Push to move on from 2020; competing views inside GOP

Some Republicans and party figures said the focus on 2020 may not connect with a broad share of voters. Ricky Hess, chair of north Georgia’s Paulding County Republicans, said in a text that voters care about election transparency but are “ready to move on from relitigating 2020” and are more worried about affordability, education and public safety.

“Candidates who make 2020 the centerpiece risk sounding stuck,” Hess wrote. “Candidates who talk about practical steps that build confidence and then focus on today’s issues will connect with more people,” the AP reported.

Political context also shaped how observers viewed Jones’ strategy. Georgia State University political science professor Dr. Jennifer McCoy said it is not surprising Jones wants to keep 2020 on voters’ radar because Trump often laments the election with a focus on Fulton County, where Trump was indicted over efforts to overturn the results.

McCoy said Jones would still have to appeal to a broad swath of voters in the general election, the AP reported.

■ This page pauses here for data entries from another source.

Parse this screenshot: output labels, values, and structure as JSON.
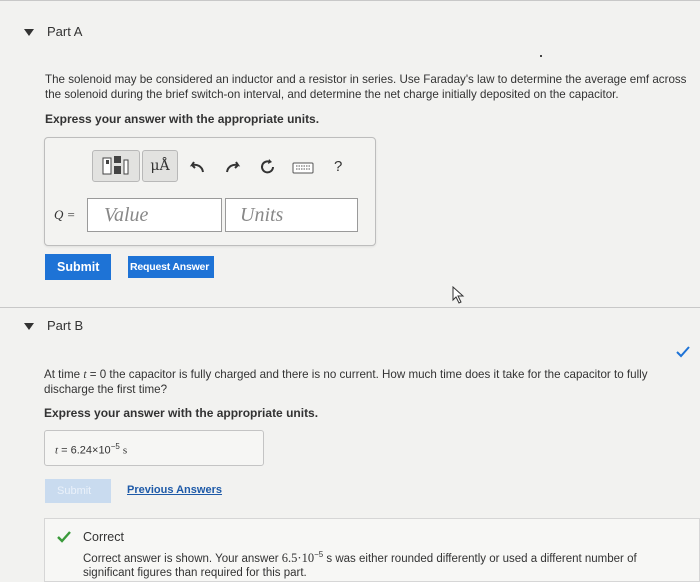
{
  "part_a": {
    "title": "Part A",
    "description": "The solenoid may be considered an inductor and a resistor in series. Use Faraday's law to determine the average emf across the solenoid during the brief switch-on interval, and determine the net charge initially deposited on the capacitor.",
    "instruction": "Express your answer with the appropriate units.",
    "toolbar": {
      "units_label": "μÅ",
      "help_label": "?"
    },
    "variable_label": "Q =",
    "value_placeholder": "Value",
    "units_placeholder": "Units",
    "submit_label": "Submit",
    "request_answer_label": "Request Answer"
  },
  "part_b": {
    "title": "Part B",
    "description_prefix": "At time ",
    "description_var": "t",
    "description_rest": " = 0 the capacitor is fully charged and there is no current. How much time does it take for the capacitor to fully discharge the first time?",
    "instruction": "Express your answer with the appropriate units.",
    "answer_var": "t",
    "answer_eq": " = ",
    "answer_mantissa": "6.24×10",
    "answer_exp": "−5",
    "answer_unit": "s",
    "submit_label": "Submit",
    "previous_answers_label": "Previous Answers"
  },
  "feedback": {
    "title": "Correct",
    "text_prefix": "Correct answer is shown. Your answer ",
    "text_value": "6.5·10",
    "text_exp": "−5",
    "text_suffix": " s was either rounded differently or used a different number of significant figures than required for this part."
  },
  "colors": {
    "accent_blue": "#1e73d6",
    "link_blue": "#1e5aa8",
    "correct_green": "#3a9a3a",
    "background": "#f2f2f0"
  }
}
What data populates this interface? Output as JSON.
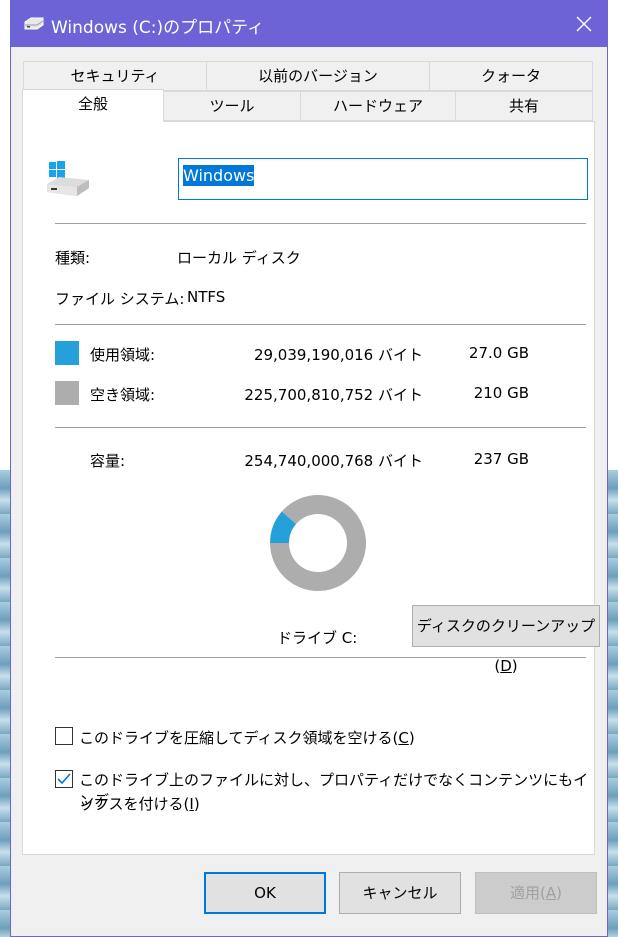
{
  "window": {
    "title": "Windows (C:)のプロパティ",
    "accent_color": "#6b63d6",
    "title_icon": "drive-icon",
    "close_icon": "close-icon"
  },
  "tabs": {
    "row_back": [
      {
        "label": "セキュリティ"
      },
      {
        "label": "以前のバージョン"
      },
      {
        "label": "クォータ"
      }
    ],
    "row_front": [
      {
        "label": "全般",
        "active": true
      },
      {
        "label": "ツール"
      },
      {
        "label": "ハードウェア"
      },
      {
        "label": "共有"
      }
    ]
  },
  "general": {
    "drive_name": "Windows",
    "type_label": "種類:",
    "type_value": "ローカル ディスク",
    "fs_label": "ファイル システム:",
    "fs_value": "NTFS",
    "used": {
      "label": "使用領域:",
      "bytes": "29,039,190,016 バイト",
      "size": "27.0 GB",
      "color": "#26a0da"
    },
    "free": {
      "label": "空き領域:",
      "bytes": "225,700,810,752 バイト",
      "size": "210 GB",
      "color": "#adadad"
    },
    "capacity": {
      "label": "容量:",
      "bytes": "254,740,000,768 バイト",
      "size": "237 GB"
    },
    "used_fraction": 0.114,
    "drive_label": "ドライブ C:",
    "cleanup_button": {
      "text": "ディスクのクリーンアップ(",
      "key": "D",
      "end": ")"
    }
  },
  "options": {
    "compress": {
      "text": "このドライブを圧縮してディスク領域を空ける(",
      "key": "C",
      "end": ")",
      "checked": false
    },
    "index": {
      "line1": "このドライブ上のファイルに対し、プロパティだけでなくコンテンツにもインデ",
      "line2": "ックスを付ける(",
      "key": "I",
      "end": ")",
      "checked": true
    }
  },
  "buttons": {
    "ok": "OK",
    "cancel": "キャンセル",
    "apply": {
      "text": "適用(",
      "key": "A",
      "end": ")"
    }
  }
}
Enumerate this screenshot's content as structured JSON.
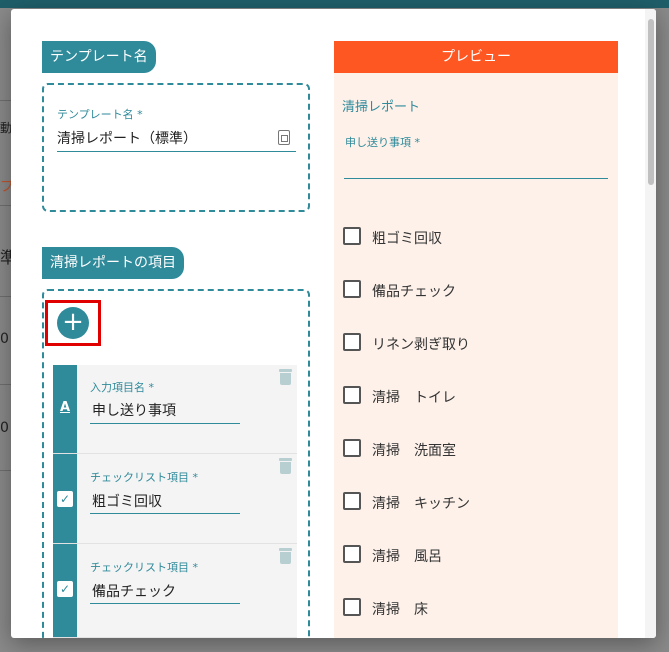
{
  "background": {
    "fragments": [
      "動",
      "プ",
      "準",
      "0",
      "0"
    ]
  },
  "template_section": {
    "chip_label": "テンプレート名",
    "field_label": "テンプレート名 *",
    "field_value": "清掃レポート（標準）"
  },
  "items_section": {
    "chip_label": "清掃レポートの項目",
    "add_button_label": "+",
    "items": [
      {
        "type_icon": "A",
        "type": "text",
        "label": "入力項目名 *",
        "value": "申し送り事項"
      },
      {
        "type_icon": "✓",
        "type": "checklist",
        "label": "チェックリスト項目 *",
        "value": "粗ゴミ回収"
      },
      {
        "type_icon": "✓",
        "type": "checklist",
        "label": "チェックリスト項目 *",
        "value": "備品チェック"
      }
    ]
  },
  "preview": {
    "header": "プレビュー",
    "title": "清掃レポート",
    "field_label": "申し送り事項 *",
    "checklist": [
      "粗ゴミ回収",
      "備品チェック",
      "リネン剥ぎ取り",
      "清掃　トイレ",
      "清掃　洗面室",
      "清掃　キッチン",
      "清掃　風呂",
      "清掃　床"
    ]
  },
  "colors": {
    "accent": "#2f8a9a",
    "preview_header": "#ff5722",
    "preview_bg": "#fdf1ea",
    "highlight": "#e00000"
  }
}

Security remains a primary concern, activists differ

Georgia GOP Chairman Josh McKoon said election security is a key concern among Republican primary voters and that candidates will continue to talk about it.

Meanwhile, Jason Shepherd, a Republican in Georgia who said he resigned from party office over disagreements with Trump supporters, told the AP he was surprised a “bureaucratic error” is galvanizing the party’s MAGA wing as much as it is. He said Jones has Trump’s endorsement and support from election skeptics, but that most voters trust Georgia’s elections are secure.

Conservative activist Garland Favorito, who is described by the AP as known for espousing conspiracy theories and challenging the state’s 2020 results, said Fulton County’s error is one example of what he describes as Raffensperger’s lack of transparency.